Search code examples
phparraysfilteringaveragearray-intersect

Average each associative pair found in a 2d array


Consider this collection below:

$collection = [
    [1 => 10.0, 2 => 20.0, 3 => 50.0, 4 => 80.0, 5 => 100.0],
    [3 => 20.0, 5 => 20.0, 6 => 100.0, 7 => 10.0],
    [1 => 30.0, 3 => 30.0, 5 => 10.0, 8 => 10.0]
];

Consider this theorical output based on the intersection of the Arrays contained into $collection, considering their array keys with respective values based on the average of the single values:

$output = Array ( 3 => 33.3333, 5 => 43.3333 );

Can this problem be resolved with a native PHP function like array_intersect_* in an elegant way?

If not, can you suggest me an elegant solution that doesn't necessarily need an outer ugly foreach?

Keep in mind that the number of arrays that need to be intersected is not fixed. It can be 2 input arrays as it can be 1000 input arrays. Keys will be integers at all times, and Values will be floats or integers at all times.

In other words:

$collection = [
    $arr1 = [ ... ];
    $arr2 = [ ... ];
    $arr3 = [ ... ];
    ...
    $arrn = [ ... ];
];
$output = [ intersected and weighted array based (on comparison) on keys from $arr1 to $arrn, and (on values) from the value averages ];

Solution

  • Can this problem be resolved with a native PHP function like array_intersect_* in an elegant way?

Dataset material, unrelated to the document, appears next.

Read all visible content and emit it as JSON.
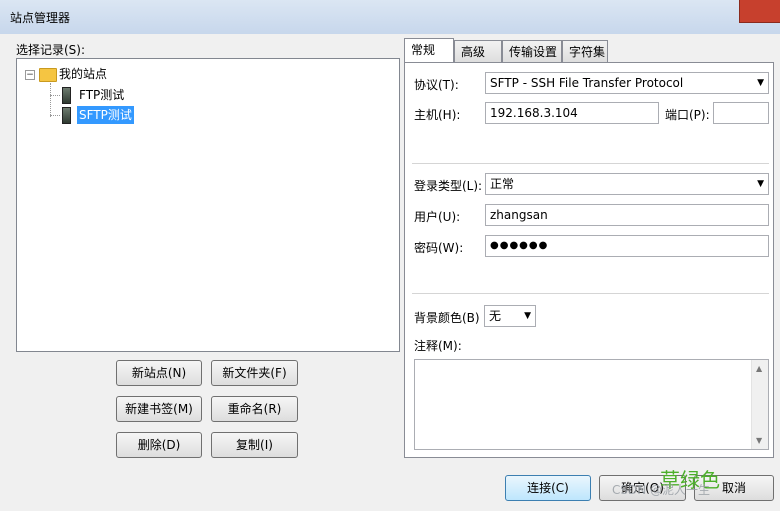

    Well, elegance is in the eye of the developer. If functional-style programming with no new globally-scoped variables equals elegance, then I have something tasty for you. Can a native array_intersect_*() call be leveraged in this task? You bet!

    There's a big lack in PHP native functions on intersects - @Maurizio

    I disagree. PHP has a broad suite of powerful, optimized, native array_intersect*() and array_diff*() functions. I believe that too few developers are well-acquainted with them all. I've even build a comprehensive demonstration of the different array_diff*() functions (which can be easily inverted to array_intersect*() for educational purposes).


    Now, onto your task. First, the code, then the explanation.

    Code: (Demo)

    var_export(
        array_reduce(
            array_keys(
                array_intersect_ukey(
                    ...array_merge($collection, [fn($a, $b) => $a <=> $b])
                )
            ),
            fn($result, $k) => $result + [$k => array_sum(array_column($collection, $k)) / count($collection)],
            []
        )
    );
    
    1. The first subtask is to isolate the keys which are present in every row. array_intersect_ukey() is very likely the best qualified tool. The easy part is the custom function -- just write the two parameters with the spaceship in between. The hard part is setting up the variable number of leading input parameters followed by the closure. For this, temporarily merge the closure as an array element onto the collection variable, then spread the parameters into the the native function.
    2. The payload produced by #1 is an array consisting of the associative elements from the first row where the keys were represented in all rows ([3 => 50.0, 5 => 100.0]). To prepare the data for the next step, the keys must be converted to values -- array_keys() is ideal because the float value are of no further use.
    3. Although there is an equal number of elements going into and returning in the final "averaging step", the final result must be a flat associative array -- so array_map() will not suffice. Instead, array_reduce() is better suited. With the collection variable accessible thanks to PHP7.4's arrow function syntax, array_column() can isolate the full column of data then the averaging result pushed as an associative element into the result array.